UK car output down 11% in July

UK car output declined by 11% in July, with 121,051 units produced, according to SMMT data. The decline was mainly driven by lower production for the domestic market, but the result was largely in line with expectations when set against a particularly strong sales month in July of last year.

The SMMT said that cumulative output was in line with forecasts (down just 4.4% on last year), with almost 1m cars leaving production lines – 81.3% of those for export markets.

The SMMT said that a raft of factors were behind July's fall, including model changes, seasonal and operational adjustments and preparation for the introduction of the tough new emissions standards (WLTP).

Production for export in the month fell 4.2%, while 35.0% fewer cars were built for the UK market. However, the declines follow a particularly strong July in 2017 when the launch of several new models boosted output by almost 10,000 units and resulted in a substantial 17.7% rise in British demand for the month.

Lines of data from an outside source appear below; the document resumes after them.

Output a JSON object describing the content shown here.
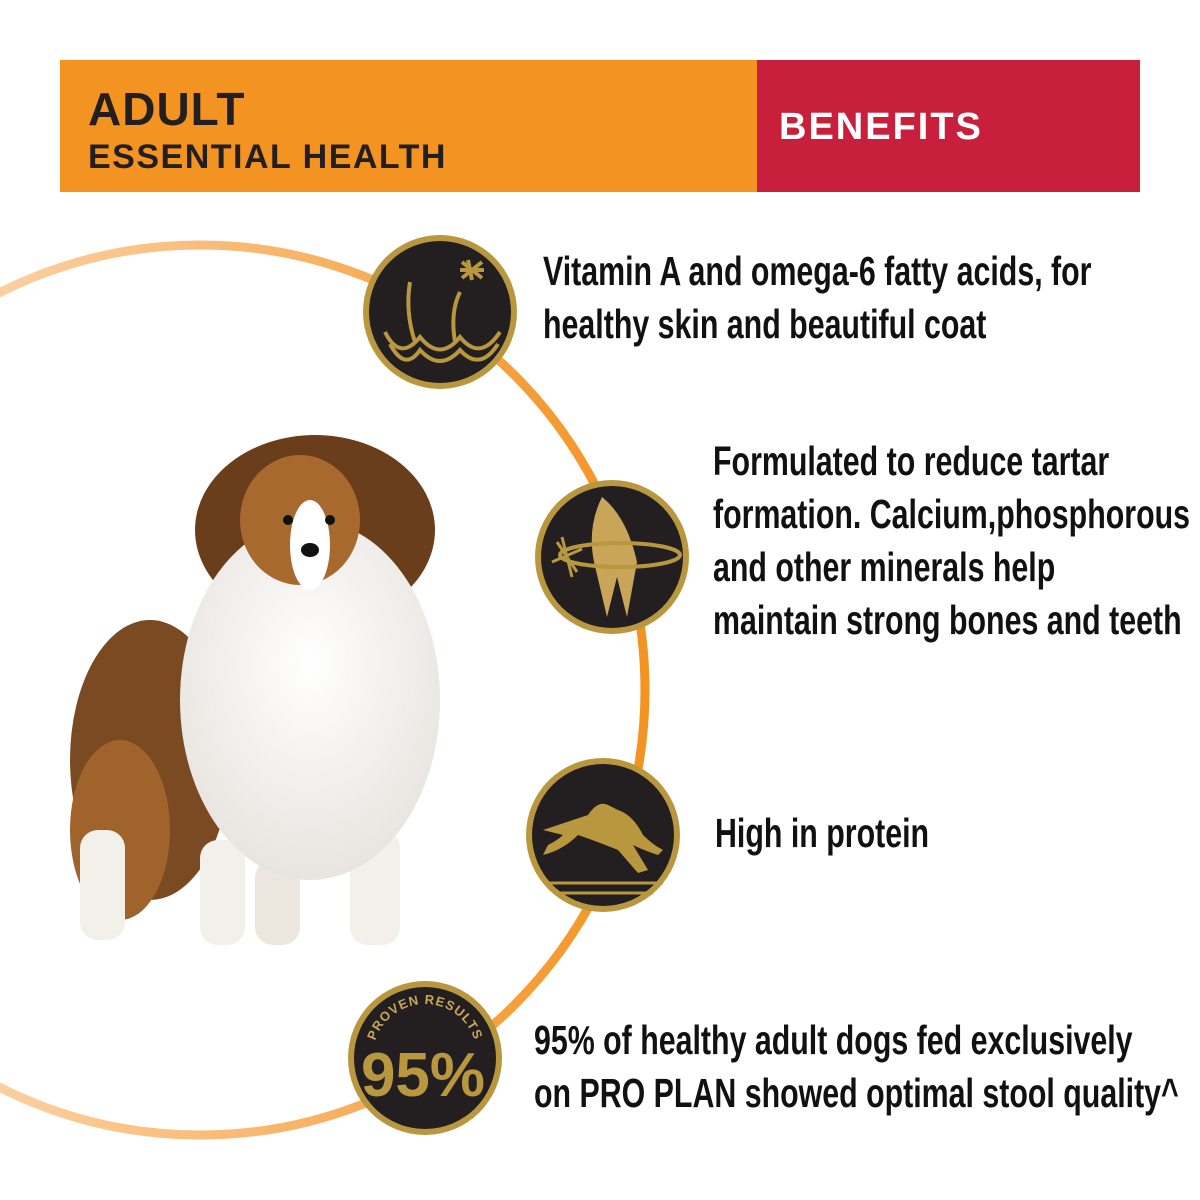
{
  "header": {
    "line1": "ADULT",
    "line2": "ESSENTIAL HEALTH",
    "benefits": "BENEFITS"
  },
  "colors": {
    "orange": "#f39321",
    "red": "#c8203c",
    "gold": "#b8973f",
    "dark": "#231f20"
  },
  "benefits": [
    {
      "icon": "skin-coat-icon",
      "lines": [
        "Vitamin A and omega-6 fatty acids, for",
        "healthy skin and beautiful coat"
      ]
    },
    {
      "icon": "tooth-bone-icon",
      "lines": [
        "Formulated to reduce tartar",
        "formation. Calcium,phosphorous",
        "and other minerals help",
        "maintain strong bones and teeth"
      ]
    },
    {
      "icon": "running-dog-icon",
      "lines": [
        "High in protein"
      ]
    },
    {
      "icon": "proven-results-badge",
      "badge_top": "PROVEN RESULTS",
      "badge_value": "95%",
      "lines": [
        "95% of healthy adult dogs fed exclusively",
        "on PRO PLAN showed optimal stool quality^"
      ]
    }
  ]
}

In the year to date, the sector remains broadly on track to meet 2018 expectations, with 955,453 cars built in the first seven months. While production for the UK is currently down 16.0% compared with the same period last year, exports remain strong, dipping by a more moderate 1.2% and accounting for 81.3% of all output.

Mike Hawes, SMMT Chief Executive, said: "While the industry is undoubtedly feeling the effects of recent uncertainty in the domestic market, drawing long term conclusions from monthly snapshots requires a health warning.

"The bigger picture is complex and month by month fluctuations are inevitable as manufacturers manage product cycles, operational changes and the delicate balance of supply and demand from market to market. To ensure future growth, we need political and economic clarity at home, and the continuation of beneficial trading arrangements with the EU and other key markets."

Justin Benson, Head of Automotive at KPMG in the UK, also said that the month's decline was too be expected after such a strong month last year. He said: "The latest SMMT numbers come after recent historic highs for production levels in the UK. So some levelling out is not unexpected, particularly as the industry enters a hugely disruptive period with electric, connected and autonomous vehicles entering the market over the next few years.

However, Benson also warned on the export outlook and rising trade tensions globally. "The export numbers are a little worrying; 80% of cars produced in the UK are for export and given the relatively buoyant consumer markets in the US, China and the EU, the concern would be that tariffs, whether Brexit or others, will make consumers around the world start to think twice about buying new cars."

Stuart Apperley, Director and Head of UK Automotive at Lloyds Bank Commercial Banking, highlighted continued diesel uncertainty as a drag on demand and output. He said that those looking to buy new cars require reassuring that "pure diesel engines won't be punished during the lifetime of their next vehicle".